DATA_FILE=os.path.join('data','Gauge-Discharge Data Jondhra,1980-2019.csv')
_data = pd.read_csv(DATA_FILE, index_col='Dates')
data = _data['01-06-1980':'31-05-2020']['Flow in cumecs']
data.index = pd.to_datetime(data.index, format='%d-%m-%Y')

## Functions for finding maxima in time series
The following python functions can extract the maximum values from a hydrological time series. The description of all functions is provided in the first line of function body (enclosed by """...""").

In [2]:
# Functions for extracting maxima values from the hydrological time series
def check_1D_timeseries(data):
    """Check if the input is a valid time series"""
    if not isinstance(data, pd.Series):
        raise ValueError('This function only works with pandas Series.')
    if not isinstance(data.index, pd.DatetimeIndex):
        raise ValueError('This function only works with time series.')


def get_water_year(date):
    """Given a timeseries return water year for each value."""
    date = pd.to_datetime(date)
    # Water year start in June and ends in May next year
    water_yr = np.where(date.month >= 6, date.year, date.year-1)
    return water_yr


def find_year_maxima(data):
    """Find maximum value for different water years."""
    # Check if data is time series
    check_1D_timeseries(data)

    year_maxima = data.groupby(get_water_year(data.index)).max()
    max_flow_dates = data.groupby(get_water_year(data.index)).idxmax()

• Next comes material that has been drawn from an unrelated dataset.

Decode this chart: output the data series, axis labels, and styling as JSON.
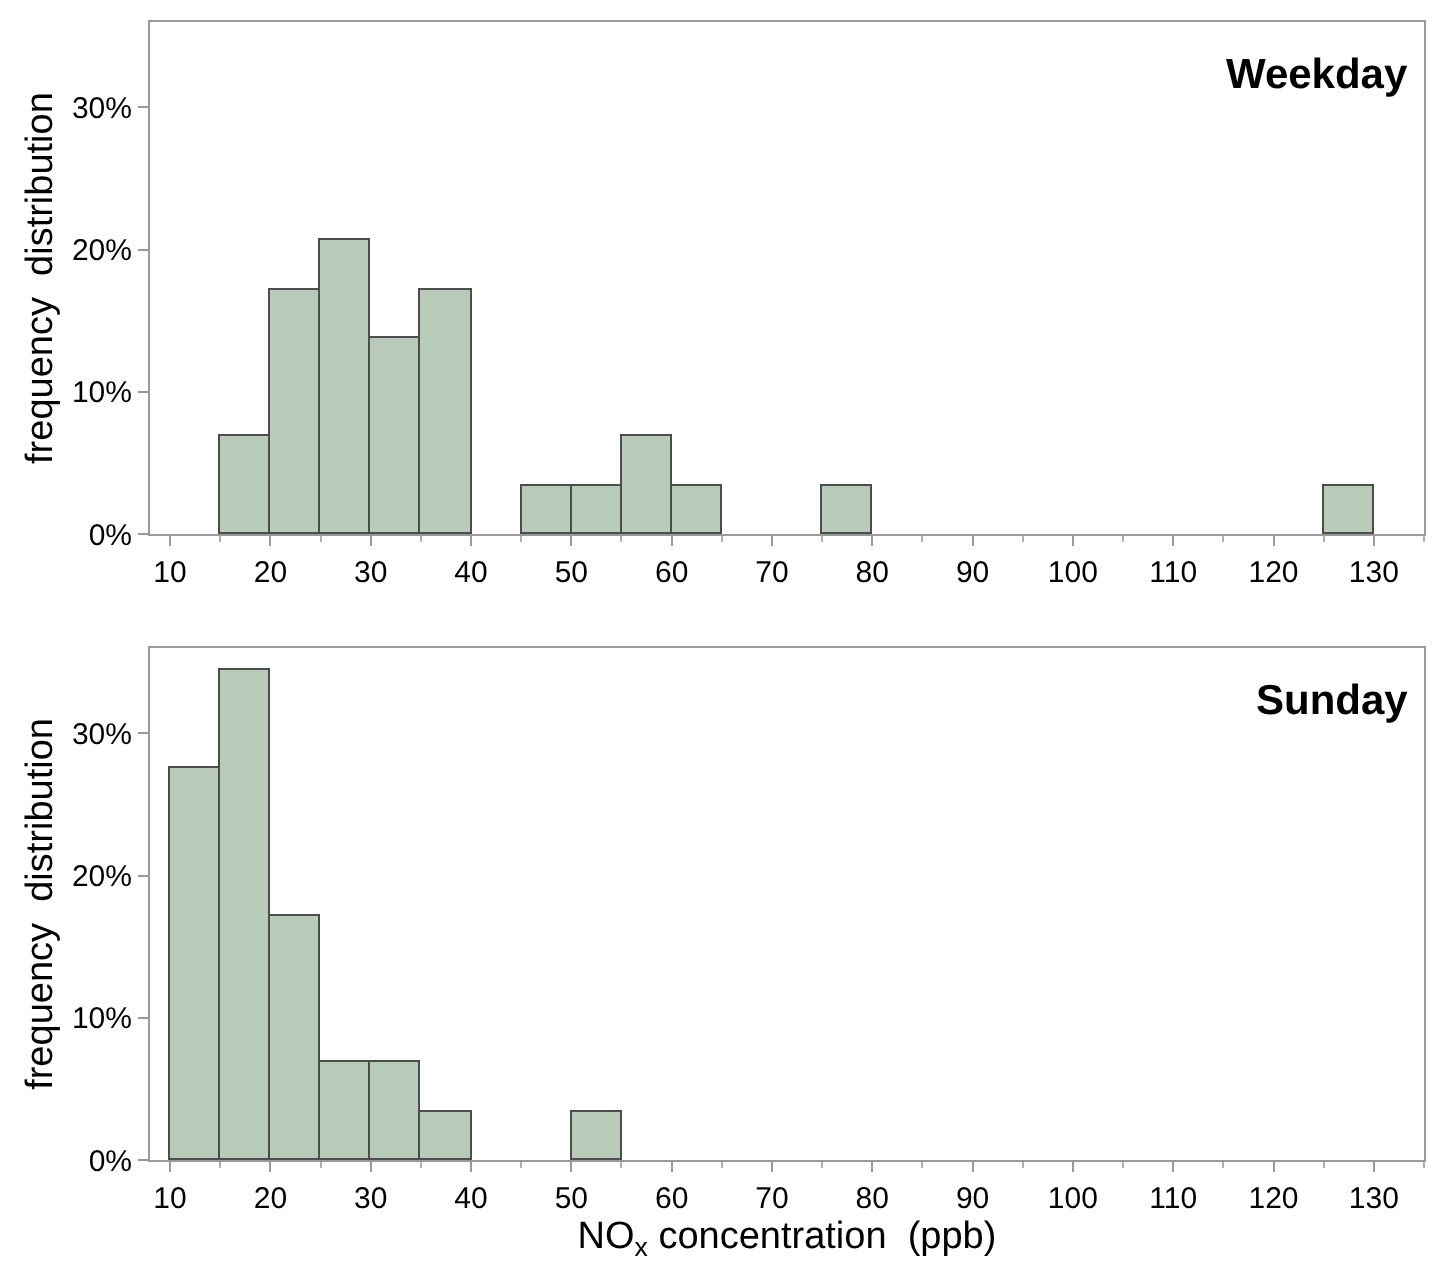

    return year_maxima, max_flow_dates


def find_exceedance(data, quantile=0.95):
    """Find values in time series above some quantile."""
    # Check if data is time series
    check_1D_timeseries(data)

    return data[data >= data.quantile(q=quantile)]

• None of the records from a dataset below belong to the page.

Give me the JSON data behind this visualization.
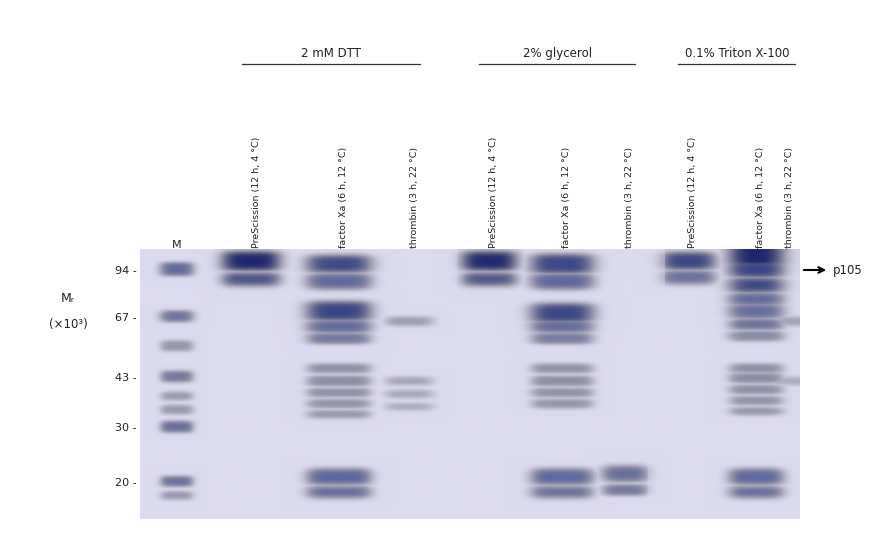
{
  "figure_bg": "#ffffff",
  "gel_bg": "#dddaee",
  "band_color_dark": "#2a3a8a",
  "band_color_mid": "#5060b0",
  "band_color_light": "#8090c8",
  "band_color_verydark": "#151e6e",
  "lane_labels": [
    "PreScission (12 h, 4 °C)",
    "factor Xa (6 h, 12 °C)",
    "thrombin (3 h, 22 °C)",
    "PreScission (12 h, 4 °C)",
    "factor Xa (6 h, 12 °C)",
    "thrombin (3 h, 22 °C)",
    "PreScission (12 h, 4 °C)",
    "factor Xa (6 h, 12 °C)",
    "thrombin (3 h, 22 °C)"
  ],
  "marker_label": "M",
  "group_labels": [
    "2 mM DTT",
    "2% glycerol",
    "0.1% Triton X-100"
  ],
  "mw_values": [
    94,
    67,
    43,
    30,
    20
  ],
  "arrow_label": "p105",
  "mw_axis_label_line1": "Mᵣ",
  "mw_axis_label_line2": "(×10³)"
}
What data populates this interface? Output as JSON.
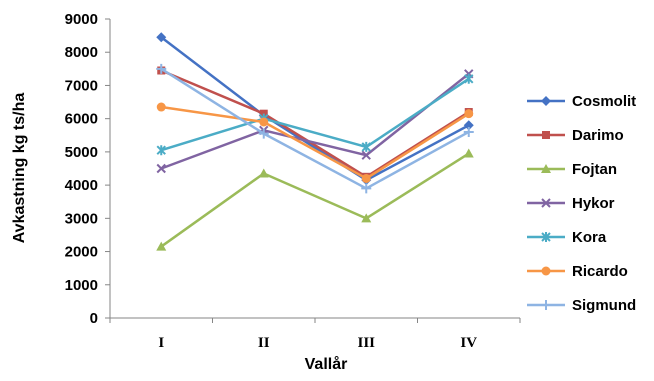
{
  "chart_data": {
    "type": "line",
    "title": "",
    "xlabel": "Vallår",
    "ylabel": "Avkastning kg ts/ha",
    "categories": [
      "I",
      "II",
      "III",
      "IV"
    ],
    "ylim": [
      0,
      9000
    ],
    "yticks": [
      0,
      1000,
      2000,
      3000,
      4000,
      5000,
      6000,
      7000,
      8000,
      9000
    ],
    "grid": false,
    "legend_position": "right",
    "series": [
      {
        "name": "Cosmolit",
        "values": [
          8450,
          6100,
          4150,
          5800
        ],
        "color": "#4472C4",
        "marker": "diamond"
      },
      {
        "name": "Darimo",
        "values": [
          7450,
          6150,
          4250,
          6200
        ],
        "color": "#C0504D",
        "marker": "square"
      },
      {
        "name": "Fojtan",
        "values": [
          2150,
          4350,
          3000,
          4950
        ],
        "color": "#9BBB59",
        "marker": "triangle"
      },
      {
        "name": "Hykor",
        "values": [
          4500,
          5650,
          4900,
          7350
        ],
        "color": "#8064A2",
        "marker": "x"
      },
      {
        "name": "Kora",
        "values": [
          5050,
          6000,
          5150,
          7200
        ],
        "color": "#4BACC6",
        "marker": "star"
      },
      {
        "name": "Ricardo",
        "values": [
          6350,
          5900,
          4200,
          6150
        ],
        "color": "#F79646",
        "marker": "circle"
      },
      {
        "name": "Sigmund",
        "values": [
          7500,
          5550,
          3900,
          5600
        ],
        "color": "#8EB4E3",
        "marker": "plus"
      }
    ]
  }
}
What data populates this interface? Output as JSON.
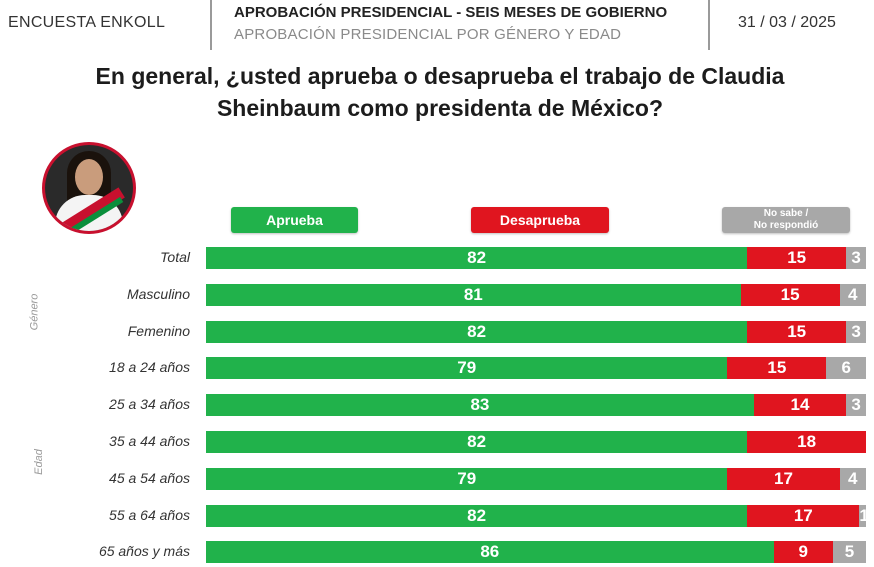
{
  "header": {
    "brand": "ENCUESTA ENKOLL",
    "title": "APROBACIÓN PRESIDENCIAL - SEIS MESES DE GOBIERNO",
    "subtitle": "APROBACIÓN PRESIDENCIAL POR GÉNERO Y EDAD",
    "date": "31 / 03 / 2025"
  },
  "question": {
    "line1": "En general, ¿usted aprueba o desaprueba el trabajo de Claudia",
    "line2": "Sheinbaum como presidenta de México?"
  },
  "colors": {
    "aprueba": "#21b24b",
    "desaprueba": "#e0151f",
    "no_sabe": "#a8a8a8"
  },
  "legend": {
    "aprueba": "Aprueba",
    "desaprueba": "Desaprueba",
    "no_sabe_line1": "No sabe  /",
    "no_sabe_line2": "No respondió"
  },
  "groups": {
    "genero": "Género",
    "edad": "Edad"
  },
  "chart_data": {
    "type": "bar",
    "orientation": "horizontal",
    "stacked": true,
    "categories": [
      "Total",
      "Masculino",
      "Femenino",
      "18 a 24 años",
      "25 a 34 años",
      "35 a 44 años",
      "45 a 54 años",
      "55 a 64 años",
      "65 años y más"
    ],
    "series": [
      {
        "name": "Aprueba",
        "values": [
          82,
          81,
          82,
          79,
          83,
          82,
          79,
          82,
          86
        ]
      },
      {
        "name": "Desaprueba",
        "values": [
          15,
          15,
          15,
          15,
          14,
          18,
          17,
          17,
          9
        ]
      },
      {
        "name": "No sabe / No respondió",
        "values": [
          3,
          4,
          3,
          6,
          3,
          0,
          4,
          1,
          5
        ]
      }
    ],
    "xlim": [
      0,
      100
    ],
    "legend_position": "top"
  }
}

## Statistics for annual maximum flood 

In [3]:
year_maxima, max_flow_dates = find_year_maxima(data)

mean_x = np.mean(year_maxima.values)
std_x = np.std(year_maxima.values)
C_v = std_x/mean_x
mean_x, std_x, C_v

(4998.527175625, 2482.4226540946233, 0.49663082081457904)

## a) Lognormal distribution

Assuming $Y=log(X)$, then 
$$\bar{y}=\frac{1}{2}\log\left[\frac{\bar{x}^2}{C_v^2+1}\right]$$

$$S_y=\sqrt{\log(C_v^2+1)}$$


In [4]:
y_bar = 0.5*np.log(mean_x**2/(C_v**2+1))
S_y = np.sqrt(np.log(C_v**2+1))
F_y = 1 - P 
Z = stats.norm.ppf(F_y)
K_T_ln = Z
y_T_ln = y_bar + K_T_ln * S_y
x_T_ln = np.exp(y_T_ln)
print('Annual maximum flood for return period {} is {:0.2f} cumeec,'.format(T, x_T_ln),
      'if the annual maximum flood series follows lognormal distribution.')

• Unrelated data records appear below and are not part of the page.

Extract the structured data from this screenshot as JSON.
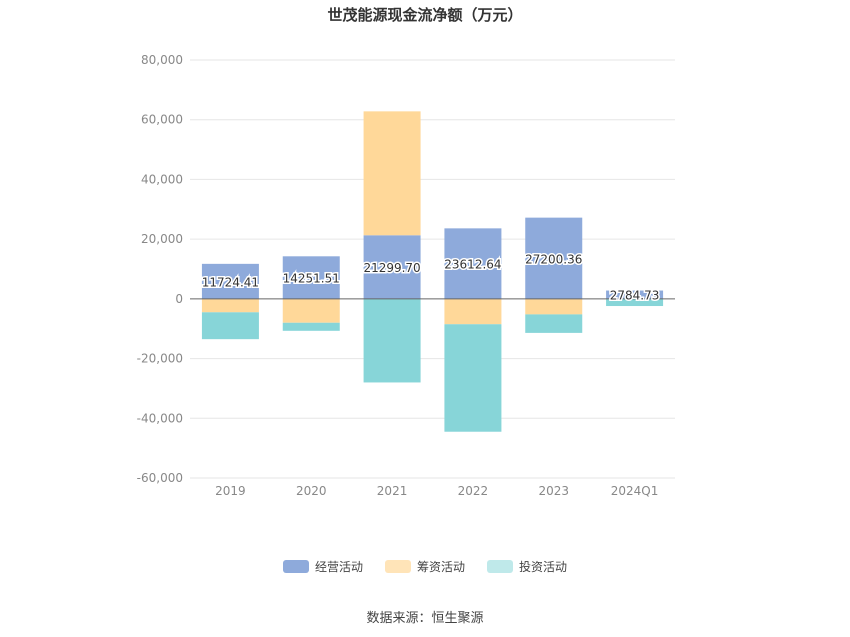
{
  "chart_data": {
    "type": "bar",
    "stacked": true,
    "title": "世茂能源现金流净额（万元）",
    "categories": [
      "2019",
      "2020",
      "2021",
      "2022",
      "2023",
      "2024Q1"
    ],
    "series": [
      {
        "name": "经营活动",
        "color": "#8eaadb",
        "values": [
          11724.41,
          14251.51,
          21299.7,
          23612.64,
          27200.36,
          2784.73
        ]
      },
      {
        "name": "筹资活动",
        "color": "#ffd899",
        "values": [
          -4500,
          -8000,
          41500,
          -8500,
          -5200,
          0
        ]
      },
      {
        "name": "投资活动",
        "color": "#87d5d8",
        "values": [
          -9000,
          -2700,
          -28000,
          -36000,
          -6200,
          -2400
        ]
      }
    ],
    "data_labels": [
      "11724.41",
      "14251.51",
      "21299.70",
      "23612.64",
      "27200.36",
      "2784.73"
    ],
    "ylim": [
      -60000,
      80000
    ],
    "yticks": [
      80000,
      60000,
      40000,
      20000,
      0,
      -20000,
      -40000,
      -60000
    ],
    "ytick_labels": [
      "80,000",
      "60,000",
      "40,000",
      "20,000",
      "0",
      "-20,000",
      "-40,000",
      "-60,000"
    ],
    "grid": true,
    "legend_position": "bottom"
  },
  "source": "数据来源：恒生聚源"
}
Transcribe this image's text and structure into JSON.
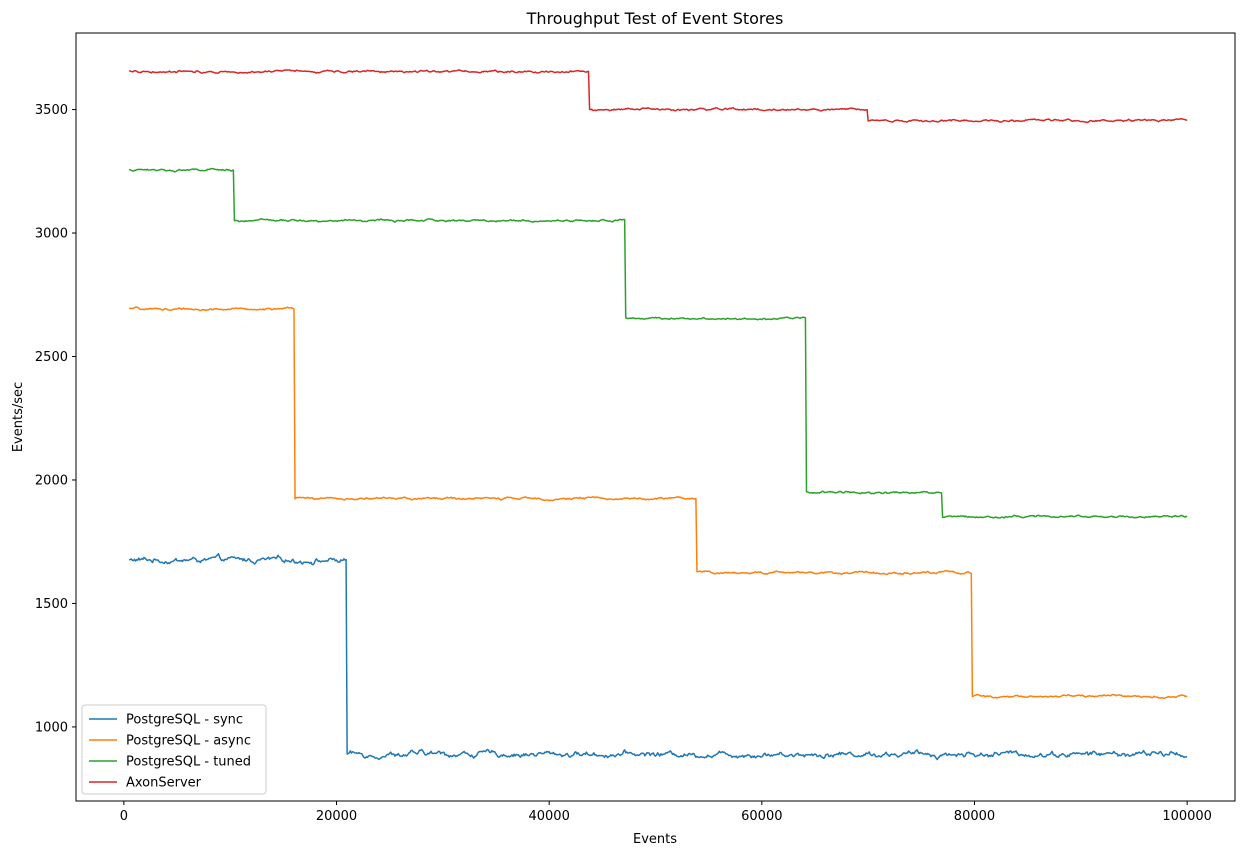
{
  "chart_data": {
    "type": "line",
    "title": "Throughput Test of Event Stores",
    "xlabel": "Events",
    "ylabel": "Events/sec",
    "xlim": [
      -4500,
      104500
    ],
    "ylim": [
      700,
      3810
    ],
    "xticks": [
      0,
      20000,
      40000,
      60000,
      80000,
      100000
    ],
    "xtick_labels": [
      "0",
      "20000",
      "40000",
      "60000",
      "80000",
      "100000"
    ],
    "yticks": [
      1000,
      1500,
      2000,
      2500,
      3000,
      3500
    ],
    "ytick_labels": [
      "1000",
      "1500",
      "2000",
      "2500",
      "3000",
      "3500"
    ],
    "grid": false,
    "legend_position": "lower-left",
    "series": [
      {
        "name": "PostgreSQL - sync",
        "color": "#1f77b4",
        "x_start": 500,
        "x_end": 100000,
        "noise_amplitude": 22,
        "segments": [
          {
            "from": 500,
            "to": 21000,
            "value": 1675
          },
          {
            "from": 21000,
            "to": 100000,
            "value": 890
          }
        ]
      },
      {
        "name": "PostgreSQL - async",
        "color": "#ff7f0e",
        "x_start": 500,
        "x_end": 100000,
        "noise_amplitude": 9,
        "segments": [
          {
            "from": 500,
            "to": 16100,
            "value": 2692
          },
          {
            "from": 16100,
            "to": 53900,
            "value": 1925
          },
          {
            "from": 53900,
            "to": 79800,
            "value": 1625
          },
          {
            "from": 79800,
            "to": 100000,
            "value": 1125
          }
        ]
      },
      {
        "name": "PostgreSQL - tuned",
        "color": "#2ca02c",
        "x_start": 500,
        "x_end": 100000,
        "noise_amplitude": 8,
        "segments": [
          {
            "from": 500,
            "to": 10400,
            "value": 3255
          },
          {
            "from": 10400,
            "to": 47200,
            "value": 3050
          },
          {
            "from": 47200,
            "to": 64200,
            "value": 2655
          },
          {
            "from": 64200,
            "to": 77000,
            "value": 1950
          },
          {
            "from": 77000,
            "to": 100000,
            "value": 1852
          }
        ]
      },
      {
        "name": "AxonServer",
        "color": "#d62728",
        "x_start": 500,
        "x_end": 100000,
        "noise_amplitude": 9,
        "segments": [
          {
            "from": 500,
            "to": 43800,
            "value": 3655
          },
          {
            "from": 43800,
            "to": 70000,
            "value": 3500
          },
          {
            "from": 70000,
            "to": 100000,
            "value": 3455
          }
        ]
      }
    ]
  }
}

Annual maximum flood for return period 10 is 8171.37 cumeec, if the annual maximum flood series follows lognormal distribution.


## b) Gumbel Distribution
Assuming $Y=(X-\beta)/\alpha$, where 

$$\alpha = S_x/ 1.2825$$
                        
$$\beta = \bar{x} -0 .4501 S_x$$

For a value of $X$ (say $x_T$; having corresponding value of $y_T$ as per above transformation), using the values of $\alpha$ and $\beta$, the frequency factor is given by:

$$K_T=(y_T-0.5772)/1.2825$$

where,$y_T$ is estimated by equation $P(X\ge x_T)=1-e^{-e^{-y_T}}$

In [5]:
y_T_g = -np.log(-np.log(1-P))
K_T_g = (y_T_g-0.5772)/1.2825
x_T_g = mean_x + K_T_g*std_x
print('Annual maximum flood for return period {} is {:0.2f} cumeec,'.format(T, x_T_g),
      'if the annual maximum flood series follows Gumbel distribution.')

Annual maximum flood for return period 10 is 8237.13 cumeec, if the annual maximum flood series follows Gumbel distribution.